Science seems to say yes, it is our business. Camera trapping, as it’s called, is a research tool used to estimate animal abundances and understand their movement. It is a way of assessing species richness and behavior. In fields of management, the technique is indispensable, right along with collaring and banding. I was once a fan of non-management, letting animals do whatever they are going to do, but as I come to understand the range of human impact on every species, I realize we are managing no matter what we do. Having more data leads, one would hope, to more beneficial treatment from us.

Personally, tracking is my preferred way of seeing who came through. As soon as winter sets in, the first snow is a canvas where every motion leaves a mark, tiny bird wings on a laden branch as fine as a fluttering eyelash. What had been simple woods the day before turns into traffic. With these cameras, now I can see who exactly is leaving the tracks. I feel like a thief, a bit mischievous, seeing a deer scratch its nose with a hind hoof unaware I’m scrutinizing at a later date.

I’m doing this for a book project that has me peeling back the surface to see what animals are up to underneath. But the question tugs at me, should I be seeing them? Their privacy is something I appreciate, even envy. They are not captured the way we are, not subject to their passwords being stolen, or adds popping up as soon as they start talking about something. Isolation from us and our crowded, watchful habits is their saving grace. 

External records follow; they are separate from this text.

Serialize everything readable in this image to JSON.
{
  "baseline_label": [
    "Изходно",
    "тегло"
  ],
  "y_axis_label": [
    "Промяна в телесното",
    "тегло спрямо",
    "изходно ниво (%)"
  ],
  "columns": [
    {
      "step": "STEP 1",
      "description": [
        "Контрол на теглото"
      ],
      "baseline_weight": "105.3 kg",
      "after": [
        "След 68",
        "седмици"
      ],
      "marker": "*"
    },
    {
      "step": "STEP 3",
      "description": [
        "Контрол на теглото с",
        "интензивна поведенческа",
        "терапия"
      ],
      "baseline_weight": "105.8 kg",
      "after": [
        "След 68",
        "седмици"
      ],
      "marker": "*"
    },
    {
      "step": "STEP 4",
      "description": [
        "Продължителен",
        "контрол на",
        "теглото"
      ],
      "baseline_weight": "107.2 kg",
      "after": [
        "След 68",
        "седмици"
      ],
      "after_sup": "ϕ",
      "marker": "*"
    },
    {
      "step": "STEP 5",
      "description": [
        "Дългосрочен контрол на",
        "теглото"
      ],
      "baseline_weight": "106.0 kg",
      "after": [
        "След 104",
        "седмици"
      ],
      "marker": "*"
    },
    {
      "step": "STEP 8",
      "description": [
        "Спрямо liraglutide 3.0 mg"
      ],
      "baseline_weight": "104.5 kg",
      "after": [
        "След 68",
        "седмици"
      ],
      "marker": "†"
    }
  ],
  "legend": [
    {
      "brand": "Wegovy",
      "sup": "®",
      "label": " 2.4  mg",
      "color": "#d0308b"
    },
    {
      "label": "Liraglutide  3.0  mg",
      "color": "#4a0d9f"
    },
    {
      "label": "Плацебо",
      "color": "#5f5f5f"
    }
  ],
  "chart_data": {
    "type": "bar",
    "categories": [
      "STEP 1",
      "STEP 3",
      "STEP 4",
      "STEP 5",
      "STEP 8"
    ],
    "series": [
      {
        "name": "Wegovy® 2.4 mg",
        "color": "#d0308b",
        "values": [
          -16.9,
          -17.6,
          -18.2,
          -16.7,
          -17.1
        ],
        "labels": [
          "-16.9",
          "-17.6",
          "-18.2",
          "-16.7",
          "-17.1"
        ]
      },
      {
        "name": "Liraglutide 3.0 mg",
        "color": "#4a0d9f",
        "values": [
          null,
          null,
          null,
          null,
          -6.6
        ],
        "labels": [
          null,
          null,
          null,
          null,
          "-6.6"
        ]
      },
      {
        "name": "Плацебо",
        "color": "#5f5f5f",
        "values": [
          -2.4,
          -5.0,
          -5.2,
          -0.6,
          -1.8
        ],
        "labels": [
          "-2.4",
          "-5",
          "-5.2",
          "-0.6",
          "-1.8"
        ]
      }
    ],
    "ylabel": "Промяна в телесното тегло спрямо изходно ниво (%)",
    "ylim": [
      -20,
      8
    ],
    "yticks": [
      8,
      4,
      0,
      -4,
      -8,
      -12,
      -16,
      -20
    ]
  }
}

Like most humans, my business is to know what’s going on. Same for other animals. They leave scrapes and scents and come sniffing for who has done the same. These cameras are what I’m doing to join them. But as this remote monitoring technology becomes cheaper and more widely available, I pause, wondering if my watching is more of the same problem, pushing deeper into lives of animals who do best when we’re not there.